Rowery na tym odcinku są zdecydowanie przeszkodą, koła grzęzną, rower stoi w miejscu. My decydujemy się wnieść je ze sobą na górę. Środowisko wydmowe Mierzei Łebskiej jest unikatem, można poczuć się tutaj jak na Saharze, wystarczy odpowiednio wykadrować okolicę.
Wydma Łącka
Warto być tutaj wczesnym rankiem, gdy można mieć ten teren tylko dla siebie i poczuć się naprawdę wyjątkowo w takiej scenerii. I co ważne, możecie pstrykać setki zdjęć piasku i nikt nie wejdzie Wam w kadr. Gdy już wdrapiecie się na 30-metrowa ruchomą wydmę to Waszym oczom ukaże się widok niecodzienny, z jednej Morze Bałtyckie, z drugiej Jezioro Łebsko, a wy tacy mali względem bezkresu przyrody – pośrodku.
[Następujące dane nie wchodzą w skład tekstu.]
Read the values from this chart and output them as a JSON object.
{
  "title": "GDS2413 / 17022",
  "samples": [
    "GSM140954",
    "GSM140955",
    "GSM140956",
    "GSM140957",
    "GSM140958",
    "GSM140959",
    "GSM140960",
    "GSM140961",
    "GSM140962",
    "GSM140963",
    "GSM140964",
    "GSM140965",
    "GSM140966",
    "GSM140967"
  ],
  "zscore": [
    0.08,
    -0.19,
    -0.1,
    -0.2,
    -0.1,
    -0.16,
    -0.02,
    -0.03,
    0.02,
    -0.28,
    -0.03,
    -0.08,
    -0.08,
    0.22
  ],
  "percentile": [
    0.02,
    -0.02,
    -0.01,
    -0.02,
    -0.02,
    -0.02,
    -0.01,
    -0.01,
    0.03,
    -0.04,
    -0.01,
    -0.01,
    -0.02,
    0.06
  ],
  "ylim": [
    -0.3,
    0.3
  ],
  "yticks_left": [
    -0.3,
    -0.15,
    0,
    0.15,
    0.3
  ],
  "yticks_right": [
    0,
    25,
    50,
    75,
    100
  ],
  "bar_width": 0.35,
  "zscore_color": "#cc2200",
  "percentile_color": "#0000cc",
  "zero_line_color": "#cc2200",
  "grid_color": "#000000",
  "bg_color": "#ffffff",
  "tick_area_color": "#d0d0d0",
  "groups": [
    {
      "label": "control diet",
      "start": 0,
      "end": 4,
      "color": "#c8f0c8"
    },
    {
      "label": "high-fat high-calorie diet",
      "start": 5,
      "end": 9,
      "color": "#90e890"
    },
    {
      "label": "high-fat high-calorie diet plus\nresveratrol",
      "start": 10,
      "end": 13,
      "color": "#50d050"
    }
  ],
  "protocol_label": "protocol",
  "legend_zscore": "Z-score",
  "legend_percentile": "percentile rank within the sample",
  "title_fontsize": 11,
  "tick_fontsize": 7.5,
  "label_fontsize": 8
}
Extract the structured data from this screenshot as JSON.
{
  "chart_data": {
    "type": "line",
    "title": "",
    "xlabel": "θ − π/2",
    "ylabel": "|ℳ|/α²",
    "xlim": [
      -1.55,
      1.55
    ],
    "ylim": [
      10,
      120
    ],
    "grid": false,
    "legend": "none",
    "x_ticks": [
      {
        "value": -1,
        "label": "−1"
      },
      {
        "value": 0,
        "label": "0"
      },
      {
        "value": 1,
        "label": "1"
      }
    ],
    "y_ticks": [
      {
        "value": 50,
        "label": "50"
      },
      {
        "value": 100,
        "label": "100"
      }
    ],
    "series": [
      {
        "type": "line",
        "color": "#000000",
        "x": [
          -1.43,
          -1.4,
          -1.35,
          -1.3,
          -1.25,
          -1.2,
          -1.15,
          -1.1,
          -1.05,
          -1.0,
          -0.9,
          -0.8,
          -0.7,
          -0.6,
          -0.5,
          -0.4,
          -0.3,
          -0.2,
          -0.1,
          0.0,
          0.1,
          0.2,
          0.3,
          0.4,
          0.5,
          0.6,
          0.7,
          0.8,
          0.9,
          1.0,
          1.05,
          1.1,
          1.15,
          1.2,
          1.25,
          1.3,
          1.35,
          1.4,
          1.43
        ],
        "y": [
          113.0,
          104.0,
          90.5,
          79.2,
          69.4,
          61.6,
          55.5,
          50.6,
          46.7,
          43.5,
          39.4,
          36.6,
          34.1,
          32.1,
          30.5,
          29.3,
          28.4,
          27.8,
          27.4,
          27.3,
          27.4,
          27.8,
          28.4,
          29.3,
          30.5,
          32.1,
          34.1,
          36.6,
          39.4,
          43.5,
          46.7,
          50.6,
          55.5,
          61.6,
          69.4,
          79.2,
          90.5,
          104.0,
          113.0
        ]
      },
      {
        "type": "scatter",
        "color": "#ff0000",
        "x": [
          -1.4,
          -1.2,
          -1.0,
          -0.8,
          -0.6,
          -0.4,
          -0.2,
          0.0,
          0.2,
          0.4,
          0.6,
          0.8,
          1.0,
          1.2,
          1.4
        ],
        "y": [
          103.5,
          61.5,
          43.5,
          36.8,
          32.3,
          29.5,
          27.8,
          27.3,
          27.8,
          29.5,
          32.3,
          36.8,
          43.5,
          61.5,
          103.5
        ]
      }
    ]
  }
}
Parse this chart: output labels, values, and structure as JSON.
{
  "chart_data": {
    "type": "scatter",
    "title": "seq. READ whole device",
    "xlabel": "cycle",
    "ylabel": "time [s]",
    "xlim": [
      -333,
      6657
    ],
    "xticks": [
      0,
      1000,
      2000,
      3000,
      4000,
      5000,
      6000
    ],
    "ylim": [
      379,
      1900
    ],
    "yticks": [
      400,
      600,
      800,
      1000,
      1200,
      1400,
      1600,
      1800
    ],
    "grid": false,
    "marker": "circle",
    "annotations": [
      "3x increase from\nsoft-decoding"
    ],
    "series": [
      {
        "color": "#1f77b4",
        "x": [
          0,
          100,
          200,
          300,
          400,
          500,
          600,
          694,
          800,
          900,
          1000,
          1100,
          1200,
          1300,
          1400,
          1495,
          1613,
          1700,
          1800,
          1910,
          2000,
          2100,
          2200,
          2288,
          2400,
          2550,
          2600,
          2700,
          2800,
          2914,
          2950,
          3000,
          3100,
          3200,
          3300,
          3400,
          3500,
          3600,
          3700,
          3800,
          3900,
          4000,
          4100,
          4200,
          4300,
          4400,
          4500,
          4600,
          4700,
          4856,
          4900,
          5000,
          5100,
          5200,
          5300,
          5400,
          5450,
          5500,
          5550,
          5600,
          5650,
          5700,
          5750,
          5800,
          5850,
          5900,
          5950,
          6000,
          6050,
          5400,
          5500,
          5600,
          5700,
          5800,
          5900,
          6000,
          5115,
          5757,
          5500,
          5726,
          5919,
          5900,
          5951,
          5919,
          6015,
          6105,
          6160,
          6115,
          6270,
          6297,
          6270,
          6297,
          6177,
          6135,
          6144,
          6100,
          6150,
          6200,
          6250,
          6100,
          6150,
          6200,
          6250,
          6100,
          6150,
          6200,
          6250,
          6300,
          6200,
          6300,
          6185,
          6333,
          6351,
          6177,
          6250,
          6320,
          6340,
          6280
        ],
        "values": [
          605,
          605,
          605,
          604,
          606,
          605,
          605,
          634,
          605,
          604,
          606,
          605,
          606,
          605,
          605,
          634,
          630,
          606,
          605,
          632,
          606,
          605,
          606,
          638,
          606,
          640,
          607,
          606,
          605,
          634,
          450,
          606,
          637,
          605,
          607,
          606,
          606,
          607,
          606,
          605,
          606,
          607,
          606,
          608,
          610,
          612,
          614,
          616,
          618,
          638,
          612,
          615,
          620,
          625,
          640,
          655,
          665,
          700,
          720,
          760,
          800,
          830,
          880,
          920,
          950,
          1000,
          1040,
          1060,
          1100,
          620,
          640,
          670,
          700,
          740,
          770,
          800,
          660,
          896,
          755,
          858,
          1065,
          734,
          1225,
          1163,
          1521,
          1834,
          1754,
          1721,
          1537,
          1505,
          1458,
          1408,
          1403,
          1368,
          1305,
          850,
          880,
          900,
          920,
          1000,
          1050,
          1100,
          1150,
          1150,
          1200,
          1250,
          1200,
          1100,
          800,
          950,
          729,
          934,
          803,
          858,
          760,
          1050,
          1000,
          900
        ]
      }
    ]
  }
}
Ten 500 hektarowy obszar rusza się, za sprawą drobinek piasku i wiatru, stąd nazwa ruchome wydmy, które żyją swoim życiem.
Jezioro Łebsko
Jezioro Łebsko jest trzecim co do wielkości, zaraz po Śniardwach i Mamrach. Ponadto to rezerwat biosfery i siedlisko lęgowe rozmaitych gatunków ptaków. Jezioro zmniejsza swoją powierzchnię za sprawą wspomnianych wydm, które napierają na nie za sprawą wiejących wiatrów. Tyle z ciekawostek. W przyszłości planujemy objechać je dookoła rowerem, ale to wyprawa na kolejne kilka godzin jazdy.
Do Łeby najlepiej powrócić plażą. Jazda rowerem po ubitym piasku i rozbijanie się kołami o fale to jeszcze większa atrakcja niż same wydmy. Pięknie tu bez dwóch zdań. Warto poświęcić pół dnia i zrezygnować z opalania, na rzecz podziwiania polskiej przyrody.